La rationalité économique et le bon sens seraient donc de ce côté ci, et avec les travaux tels que ceux de Robert Castel en arrière plan, tout cela constitue un appareillage théorique et conceptuel en effet conséquent qui ne devrait plus laisser beaucoup de place au doute. C'est du moins ce que l'on pouvait escompter au vu du soutien de l'opinion aux grévistes et aux manifestants.
Cependant, les hautes sphères syndicales et leaders socialistes, pourtant soucieux de préserver leur représentativité et leur rang, le premier, tant sur le pavé que sur les plateaux télé, sont semble-t-il restées sourds.
Paradoxalement, leur obstination à faire valoir la nécessité de négociations, avec le gouvernement comme avec le patronat, a insidieusement validé l'hypothèse régressive de ces derniers, dont il s'agirait simplement si on les écoute, d'adoucir les formes, nullement de remettre en cause les principes.
Au delà des motifs convenus (compétition à court terme et autres obscurs enjeux d'appareils), y aurait-il quelque raison ultime qui ne pourrait être dite ?
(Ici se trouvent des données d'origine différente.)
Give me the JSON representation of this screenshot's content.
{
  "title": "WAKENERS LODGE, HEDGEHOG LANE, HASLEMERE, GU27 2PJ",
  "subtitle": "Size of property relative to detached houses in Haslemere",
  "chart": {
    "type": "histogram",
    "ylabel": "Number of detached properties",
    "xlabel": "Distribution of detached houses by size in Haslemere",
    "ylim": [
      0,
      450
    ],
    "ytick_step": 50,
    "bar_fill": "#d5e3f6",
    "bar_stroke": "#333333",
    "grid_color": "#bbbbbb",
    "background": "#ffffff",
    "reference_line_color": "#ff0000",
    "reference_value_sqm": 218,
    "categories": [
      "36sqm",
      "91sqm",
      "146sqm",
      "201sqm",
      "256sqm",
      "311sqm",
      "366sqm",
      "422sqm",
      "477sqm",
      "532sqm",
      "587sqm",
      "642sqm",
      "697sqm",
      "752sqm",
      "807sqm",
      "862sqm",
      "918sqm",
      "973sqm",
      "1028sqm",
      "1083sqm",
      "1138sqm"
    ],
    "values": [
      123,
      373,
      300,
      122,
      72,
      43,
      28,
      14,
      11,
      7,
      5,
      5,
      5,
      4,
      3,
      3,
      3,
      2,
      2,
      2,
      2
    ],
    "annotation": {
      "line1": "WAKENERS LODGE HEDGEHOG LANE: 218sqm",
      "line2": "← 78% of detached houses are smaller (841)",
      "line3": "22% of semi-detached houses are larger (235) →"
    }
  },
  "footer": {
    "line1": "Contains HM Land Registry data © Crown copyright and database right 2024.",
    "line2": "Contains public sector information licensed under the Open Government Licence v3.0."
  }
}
Il faut noter que les hypothèses alternatives à celle du gouvernement et les projections qui les soutiennent, sont généralement fondées sur quelques présupposés conséquents : notamment la croissance du fameux PIB, au pire maintenue à son très faible niveau actuel, articulée à la continuité des gains de productivité du travail.
N'est-ce pas un pari hasardeux ?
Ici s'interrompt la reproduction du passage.